In fact, an independent analysis of the Clinton economic proposals from Moody's saw considerably greater growth in the economy and in job numbers than under current policy - and quite the opposite for her opponent's plans. One factor Moody's included which I have not mentioned yet was the effect of immigration policy - this is an interesting case where being generous brings "win-win", and being miserly means both sides lose out - but that's mostly another topic (and one Ryan Avent discusses quite a bit in his book) that I hope I'll have a chance to write about later.

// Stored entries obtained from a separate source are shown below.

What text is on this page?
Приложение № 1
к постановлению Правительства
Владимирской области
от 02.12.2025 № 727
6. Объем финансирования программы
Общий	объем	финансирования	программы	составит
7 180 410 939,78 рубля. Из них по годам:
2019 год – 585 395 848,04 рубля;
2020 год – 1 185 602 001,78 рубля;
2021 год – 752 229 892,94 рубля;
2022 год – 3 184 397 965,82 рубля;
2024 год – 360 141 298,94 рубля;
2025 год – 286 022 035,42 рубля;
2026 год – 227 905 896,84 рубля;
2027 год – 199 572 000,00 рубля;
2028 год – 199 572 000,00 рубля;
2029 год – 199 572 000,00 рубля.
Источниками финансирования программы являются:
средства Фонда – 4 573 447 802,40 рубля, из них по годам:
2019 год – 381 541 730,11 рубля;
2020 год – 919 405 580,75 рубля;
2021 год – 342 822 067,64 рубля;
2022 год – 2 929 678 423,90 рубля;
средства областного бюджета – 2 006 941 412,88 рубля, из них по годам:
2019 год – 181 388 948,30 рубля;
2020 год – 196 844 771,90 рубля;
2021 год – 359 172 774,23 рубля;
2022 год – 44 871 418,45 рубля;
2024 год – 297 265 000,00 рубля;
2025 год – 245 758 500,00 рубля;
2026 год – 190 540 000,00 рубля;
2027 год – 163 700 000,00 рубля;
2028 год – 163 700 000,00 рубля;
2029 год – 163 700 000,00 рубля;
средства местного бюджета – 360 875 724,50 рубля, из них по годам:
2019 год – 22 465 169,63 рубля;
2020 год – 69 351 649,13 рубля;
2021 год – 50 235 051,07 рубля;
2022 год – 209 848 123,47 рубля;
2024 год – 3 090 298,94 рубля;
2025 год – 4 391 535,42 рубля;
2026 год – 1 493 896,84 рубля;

One economic issue I haven't mentioned yet is the national debt. Clearly it has grown - Republicans like to point out that under President Obama the total federal debt burden has doubled. One can argue all day about the reasons for that - we had a crisis going on in 2008-2009, and the first and worst budget years were based on budgets passed under George W. Bush, not Barack Obama. But a more immediate constraint is how much that debt is costing us in interest payments. That number has actually dropped to its lowest level (relative to US GDP) in about 40 years, about 1/3 what it was during the 1990s:
Now it is projected to rise again as interest rates return to more natural levels - if they actually do so. But fundamentally, just like with a business that has both assets and debts on their balance sheets, there is no reason the US federal debt need be zeroed out. The US has huge resources and assets (including its citizens, the American people) who can make good any debt if needed: for the most part US debt is held by US citizens anyway, so there's no real economic effect from the size of the debt at all. Nevertheless, it's a good idea to try to keep income and revenue reasonably close to one another for long-term sustainability of government - that's what budgets are for after all - and Democrats have demonstrably been better at that than Republicans for decades now. Part of that is the willingness of Democrats to raise taxes (the revenue side of the budget), while Republicans absolutely refuse to. Part of it is the frequency of divided governments which constrain spending under Democrats, but not so with Republicans. In any case, while the US debt is certainly a large number right now, debt payments are small, and Hillary Clinton's plan regarding future spending and taxation is far closer to balance than her opponent's.
There really is no question in my mind on this matter - if you care about the US economy, Hillary Clinton is the only sane choice for president this November.